На пороге комнаты, заслоняя своей огромной фигурой крошечные сени лесной сторожки, стоял огромный человек в сером кафтане, обшитом по борту зеленым кантом, и в кожаной фуражке, с бляхой на груди. Его угрюмое лицо с длинной, рыжеватой бородою и неприятные блуждающие глаза, горящие сухим блеском раздражения и злобы, хранили следы гнева.
— Чего раскудахталась не в пору? — свирепо кинул он Ксане. — Говори, как смела трогать мое ружье?
И огромные руки рыжеватого гиганта упали на стройные, еще детские плечи смуглой девушки и впились в них.
— Зачем брала ружье? Говори! — и он тряс изо всей силы девочку, в то время, как мрачные глаза его сверкали, как два раскаленных угля.
Вся кровь мгновенно отлила от щек Ксении. Ее смуглое, розовое личико стало белым как мел. Взор сверкнул из-под нависших над ними черных кудрей.
— Не смей меня трогать, дядя! — резко прокричала она, будя воцарившуюся в домике минутную тишину.
— Что-о-о-о?
И огромный человек разразился зловещим смехом.

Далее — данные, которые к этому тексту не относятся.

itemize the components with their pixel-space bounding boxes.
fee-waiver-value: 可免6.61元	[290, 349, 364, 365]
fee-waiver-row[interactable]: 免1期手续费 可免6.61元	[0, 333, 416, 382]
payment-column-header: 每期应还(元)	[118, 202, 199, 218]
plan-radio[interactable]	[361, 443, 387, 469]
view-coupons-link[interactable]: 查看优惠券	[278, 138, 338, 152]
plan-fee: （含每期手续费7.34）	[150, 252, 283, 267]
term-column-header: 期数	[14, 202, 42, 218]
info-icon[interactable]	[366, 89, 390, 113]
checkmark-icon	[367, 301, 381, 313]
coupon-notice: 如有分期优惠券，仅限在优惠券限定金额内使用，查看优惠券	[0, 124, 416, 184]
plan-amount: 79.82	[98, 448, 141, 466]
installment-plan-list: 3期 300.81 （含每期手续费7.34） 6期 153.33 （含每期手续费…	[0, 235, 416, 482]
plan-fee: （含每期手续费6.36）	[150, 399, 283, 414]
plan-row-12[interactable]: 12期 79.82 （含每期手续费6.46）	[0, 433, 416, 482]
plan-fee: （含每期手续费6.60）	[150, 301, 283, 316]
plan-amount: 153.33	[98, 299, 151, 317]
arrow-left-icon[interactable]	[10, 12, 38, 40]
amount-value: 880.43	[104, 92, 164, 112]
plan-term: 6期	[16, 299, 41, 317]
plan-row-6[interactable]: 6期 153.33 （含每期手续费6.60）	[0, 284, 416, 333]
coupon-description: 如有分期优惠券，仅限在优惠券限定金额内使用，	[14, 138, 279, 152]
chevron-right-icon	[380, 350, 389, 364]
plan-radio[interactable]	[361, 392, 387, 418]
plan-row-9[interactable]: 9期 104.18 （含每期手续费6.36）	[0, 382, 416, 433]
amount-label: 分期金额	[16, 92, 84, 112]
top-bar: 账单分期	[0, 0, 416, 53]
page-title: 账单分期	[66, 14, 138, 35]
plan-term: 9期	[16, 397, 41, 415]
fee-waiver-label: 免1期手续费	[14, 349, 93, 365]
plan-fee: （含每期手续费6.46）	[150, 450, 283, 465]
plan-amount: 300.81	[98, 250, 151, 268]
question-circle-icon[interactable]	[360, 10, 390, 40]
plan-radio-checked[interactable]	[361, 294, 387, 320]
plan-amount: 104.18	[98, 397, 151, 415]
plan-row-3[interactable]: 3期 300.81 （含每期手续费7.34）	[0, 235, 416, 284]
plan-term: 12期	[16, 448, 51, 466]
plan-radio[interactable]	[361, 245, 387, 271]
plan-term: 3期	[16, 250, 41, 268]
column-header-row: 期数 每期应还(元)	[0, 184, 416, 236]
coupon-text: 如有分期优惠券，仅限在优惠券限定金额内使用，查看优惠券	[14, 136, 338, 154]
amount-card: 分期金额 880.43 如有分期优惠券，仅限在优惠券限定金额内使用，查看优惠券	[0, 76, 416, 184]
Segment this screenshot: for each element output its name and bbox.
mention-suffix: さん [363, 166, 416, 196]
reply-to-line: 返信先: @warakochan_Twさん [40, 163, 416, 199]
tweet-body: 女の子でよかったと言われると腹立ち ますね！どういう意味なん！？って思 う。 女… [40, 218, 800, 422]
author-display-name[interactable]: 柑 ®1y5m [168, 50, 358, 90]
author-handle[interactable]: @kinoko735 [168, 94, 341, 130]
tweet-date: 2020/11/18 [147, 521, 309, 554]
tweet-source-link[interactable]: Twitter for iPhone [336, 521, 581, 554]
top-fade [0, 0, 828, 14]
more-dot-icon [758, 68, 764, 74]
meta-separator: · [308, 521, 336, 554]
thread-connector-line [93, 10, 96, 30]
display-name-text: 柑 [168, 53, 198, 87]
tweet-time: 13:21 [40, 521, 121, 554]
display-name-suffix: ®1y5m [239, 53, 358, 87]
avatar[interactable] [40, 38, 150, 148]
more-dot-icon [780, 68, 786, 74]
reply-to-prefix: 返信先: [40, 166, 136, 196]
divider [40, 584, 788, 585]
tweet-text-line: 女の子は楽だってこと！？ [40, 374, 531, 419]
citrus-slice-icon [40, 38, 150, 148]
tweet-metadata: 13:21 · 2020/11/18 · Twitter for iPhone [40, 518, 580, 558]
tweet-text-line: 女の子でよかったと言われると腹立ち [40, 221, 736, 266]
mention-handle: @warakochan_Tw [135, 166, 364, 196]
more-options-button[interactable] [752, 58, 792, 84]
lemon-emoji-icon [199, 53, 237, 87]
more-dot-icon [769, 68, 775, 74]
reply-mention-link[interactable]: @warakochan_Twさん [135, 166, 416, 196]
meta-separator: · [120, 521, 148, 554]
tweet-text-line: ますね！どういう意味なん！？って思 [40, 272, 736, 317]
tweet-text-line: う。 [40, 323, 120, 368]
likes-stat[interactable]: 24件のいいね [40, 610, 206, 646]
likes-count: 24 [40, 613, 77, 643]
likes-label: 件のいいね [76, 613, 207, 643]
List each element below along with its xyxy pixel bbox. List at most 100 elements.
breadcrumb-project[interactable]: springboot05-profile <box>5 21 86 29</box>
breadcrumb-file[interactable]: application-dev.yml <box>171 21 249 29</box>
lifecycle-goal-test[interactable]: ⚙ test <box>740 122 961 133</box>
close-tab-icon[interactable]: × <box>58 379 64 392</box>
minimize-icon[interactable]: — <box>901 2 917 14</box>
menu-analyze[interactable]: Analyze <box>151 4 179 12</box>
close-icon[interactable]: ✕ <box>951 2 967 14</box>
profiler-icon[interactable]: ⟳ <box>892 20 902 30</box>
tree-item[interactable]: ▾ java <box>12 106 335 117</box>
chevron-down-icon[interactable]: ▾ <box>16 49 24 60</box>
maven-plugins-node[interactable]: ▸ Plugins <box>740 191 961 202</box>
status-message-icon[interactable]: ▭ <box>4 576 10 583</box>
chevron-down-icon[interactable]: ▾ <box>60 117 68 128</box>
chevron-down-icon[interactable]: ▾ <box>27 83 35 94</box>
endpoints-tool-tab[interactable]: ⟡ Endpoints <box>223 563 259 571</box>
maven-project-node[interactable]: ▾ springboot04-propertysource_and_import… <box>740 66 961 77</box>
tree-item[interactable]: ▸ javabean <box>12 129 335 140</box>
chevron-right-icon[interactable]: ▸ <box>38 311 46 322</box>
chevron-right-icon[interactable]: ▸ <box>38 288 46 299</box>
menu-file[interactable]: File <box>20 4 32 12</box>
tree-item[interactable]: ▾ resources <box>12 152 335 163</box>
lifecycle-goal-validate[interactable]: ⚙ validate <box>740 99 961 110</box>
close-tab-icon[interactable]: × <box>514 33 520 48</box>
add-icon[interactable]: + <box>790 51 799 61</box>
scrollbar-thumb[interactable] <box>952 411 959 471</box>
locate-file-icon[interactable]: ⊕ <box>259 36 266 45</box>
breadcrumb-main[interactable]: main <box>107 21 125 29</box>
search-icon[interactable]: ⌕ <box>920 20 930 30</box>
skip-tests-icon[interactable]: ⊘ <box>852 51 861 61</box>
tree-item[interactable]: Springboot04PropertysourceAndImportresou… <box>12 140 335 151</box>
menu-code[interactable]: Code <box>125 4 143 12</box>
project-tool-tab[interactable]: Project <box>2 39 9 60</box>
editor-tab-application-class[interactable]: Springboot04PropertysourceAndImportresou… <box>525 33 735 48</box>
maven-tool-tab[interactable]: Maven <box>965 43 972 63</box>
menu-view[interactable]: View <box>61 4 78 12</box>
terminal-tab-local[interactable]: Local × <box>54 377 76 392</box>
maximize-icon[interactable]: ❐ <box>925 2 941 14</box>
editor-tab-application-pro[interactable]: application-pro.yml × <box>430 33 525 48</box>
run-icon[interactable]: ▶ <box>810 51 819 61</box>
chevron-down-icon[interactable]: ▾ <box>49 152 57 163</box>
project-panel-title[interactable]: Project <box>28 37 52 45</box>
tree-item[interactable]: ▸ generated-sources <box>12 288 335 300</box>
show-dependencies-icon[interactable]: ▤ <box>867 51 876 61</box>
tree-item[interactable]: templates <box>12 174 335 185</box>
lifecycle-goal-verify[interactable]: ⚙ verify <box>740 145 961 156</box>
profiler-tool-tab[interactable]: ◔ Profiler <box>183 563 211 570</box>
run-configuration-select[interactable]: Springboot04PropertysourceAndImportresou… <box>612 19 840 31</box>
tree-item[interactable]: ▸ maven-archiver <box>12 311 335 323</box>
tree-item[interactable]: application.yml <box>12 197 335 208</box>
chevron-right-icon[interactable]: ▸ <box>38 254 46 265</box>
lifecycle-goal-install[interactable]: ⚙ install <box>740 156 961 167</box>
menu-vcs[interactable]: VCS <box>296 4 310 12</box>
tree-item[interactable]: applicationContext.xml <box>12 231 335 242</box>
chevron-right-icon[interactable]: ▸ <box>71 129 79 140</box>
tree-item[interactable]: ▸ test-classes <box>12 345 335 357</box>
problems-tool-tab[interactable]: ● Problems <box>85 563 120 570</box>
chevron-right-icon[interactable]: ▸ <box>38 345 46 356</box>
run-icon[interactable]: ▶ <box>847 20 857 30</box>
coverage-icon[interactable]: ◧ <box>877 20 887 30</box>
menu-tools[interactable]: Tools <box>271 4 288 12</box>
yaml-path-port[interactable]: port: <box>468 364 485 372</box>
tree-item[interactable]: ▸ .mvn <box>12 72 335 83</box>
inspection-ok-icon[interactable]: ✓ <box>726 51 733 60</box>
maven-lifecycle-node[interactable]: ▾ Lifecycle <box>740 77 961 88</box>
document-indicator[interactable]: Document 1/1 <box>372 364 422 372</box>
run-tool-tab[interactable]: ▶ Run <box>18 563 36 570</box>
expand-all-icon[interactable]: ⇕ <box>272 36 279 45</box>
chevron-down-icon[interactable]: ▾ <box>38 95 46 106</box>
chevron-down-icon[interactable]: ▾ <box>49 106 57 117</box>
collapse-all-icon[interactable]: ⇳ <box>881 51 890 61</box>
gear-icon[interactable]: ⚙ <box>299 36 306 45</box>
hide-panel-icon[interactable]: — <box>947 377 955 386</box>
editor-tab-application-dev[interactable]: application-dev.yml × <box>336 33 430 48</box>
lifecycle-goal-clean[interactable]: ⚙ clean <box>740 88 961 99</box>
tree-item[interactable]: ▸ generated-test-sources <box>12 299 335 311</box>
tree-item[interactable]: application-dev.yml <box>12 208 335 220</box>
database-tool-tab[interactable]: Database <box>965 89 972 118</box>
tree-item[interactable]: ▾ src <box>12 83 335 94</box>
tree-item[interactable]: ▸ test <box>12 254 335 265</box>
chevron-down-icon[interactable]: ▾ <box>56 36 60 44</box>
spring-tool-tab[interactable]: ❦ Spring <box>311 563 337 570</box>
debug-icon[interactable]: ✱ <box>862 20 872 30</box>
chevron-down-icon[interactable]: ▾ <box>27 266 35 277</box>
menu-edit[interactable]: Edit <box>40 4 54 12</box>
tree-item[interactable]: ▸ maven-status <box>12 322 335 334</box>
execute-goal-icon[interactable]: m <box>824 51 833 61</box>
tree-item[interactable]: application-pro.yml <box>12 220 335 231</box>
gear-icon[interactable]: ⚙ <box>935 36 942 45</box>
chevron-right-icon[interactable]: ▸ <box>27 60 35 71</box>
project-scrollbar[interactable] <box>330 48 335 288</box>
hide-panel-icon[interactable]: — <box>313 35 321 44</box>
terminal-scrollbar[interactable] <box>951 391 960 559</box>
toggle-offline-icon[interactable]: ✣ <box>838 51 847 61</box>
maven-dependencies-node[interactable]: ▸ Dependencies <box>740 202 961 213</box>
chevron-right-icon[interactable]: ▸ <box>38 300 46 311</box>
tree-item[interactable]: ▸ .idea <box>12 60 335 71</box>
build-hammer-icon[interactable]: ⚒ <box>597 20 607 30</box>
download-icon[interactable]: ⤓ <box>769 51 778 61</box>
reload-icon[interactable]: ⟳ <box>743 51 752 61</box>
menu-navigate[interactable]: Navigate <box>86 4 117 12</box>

— Ах, ты, дрянь эдакая! — кричал он, задыхаясь. Его налитые кровью глаза блуждали по комнате, точно выискивая что-то, пока наконец его взор не приметил висевшую на гвозде плетку. Сорвав ее быстрым движением, он взмахнул ею над спиной девочки… Но в это мгновение хромой юноша, спотыкаясь, чуть ли не падая, ринулся к отцу.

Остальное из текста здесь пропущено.